The City Council amended its 2022 lawsuit against Cantrell and around 50 heirs of a trust set up by a wealthy landowner 110 years ago. The council sued Cantrell hoping to force her to undo an agreement she signed in 2020 with the heirs of the Edward Wisner Donation. In that agreement, she unilaterally decided the city would extend the trust and keep sharing revenues from the Wisner lands with those other heirs, in perpetuity.
The council argues the 100-year Wisner Trust expired in 2014 and all the Wisner lands, some of which host lucrative oil and gas operations at Port Fourchon on the Gulf Coast, were supposed to be turned over to the City of New Orleans a decade ago.
By signing the 2020 agreement with the Wisner heirs, Cantrell was able to keep controlling about $3 million every year in Wisner funds to dole out to nonprofits, including a nonprofit she created and other pet projects. It also prevented the city’s general fund from collecting around $10 million every year from businesses operating on the Wisner lands.
The amended lawsuit claims all $75.9 million in revenue generated by those businesses since 2015 should have gone to the city. Instead, only $26.4 million went to the city – and then, only to a fund controlled by the mayor.

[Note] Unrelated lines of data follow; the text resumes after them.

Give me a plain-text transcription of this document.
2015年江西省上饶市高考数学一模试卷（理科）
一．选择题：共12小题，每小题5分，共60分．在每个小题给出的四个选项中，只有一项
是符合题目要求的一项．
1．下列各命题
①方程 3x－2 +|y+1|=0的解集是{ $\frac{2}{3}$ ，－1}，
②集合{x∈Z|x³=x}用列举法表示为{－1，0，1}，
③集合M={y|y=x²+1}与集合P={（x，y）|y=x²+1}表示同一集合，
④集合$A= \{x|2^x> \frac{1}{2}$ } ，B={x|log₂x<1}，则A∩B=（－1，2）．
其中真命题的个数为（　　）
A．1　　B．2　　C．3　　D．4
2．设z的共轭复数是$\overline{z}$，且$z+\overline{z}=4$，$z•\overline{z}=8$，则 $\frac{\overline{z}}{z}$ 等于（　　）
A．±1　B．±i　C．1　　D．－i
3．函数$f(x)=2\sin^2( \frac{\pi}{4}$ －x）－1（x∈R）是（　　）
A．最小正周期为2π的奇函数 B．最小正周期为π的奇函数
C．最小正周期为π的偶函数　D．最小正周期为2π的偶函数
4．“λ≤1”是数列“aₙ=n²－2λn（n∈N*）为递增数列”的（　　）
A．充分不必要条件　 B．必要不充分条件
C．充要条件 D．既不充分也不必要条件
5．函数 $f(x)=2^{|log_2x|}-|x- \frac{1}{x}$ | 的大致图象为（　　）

The City Council’s latest court filing demands that the heirs, including Wisner’s descendants, LSU, Tulane University and the Salvation Army, to give back the other $49.5 million.
The council says the city should have taken control of the Wisner lands under Cantrell’s predecessor, Mitch Landrieu, but he temporarily extended the trust until after he left office in 2018. Cantrell took that a step further in 2020 by agreeing with the other heirs to make it a perpetual trust, something they had been seeking for decades.
A state appeals court ruled the City Council didn’t have standing to sue, but that was overturned in March by a 5-2 majority of the state Supreme Court.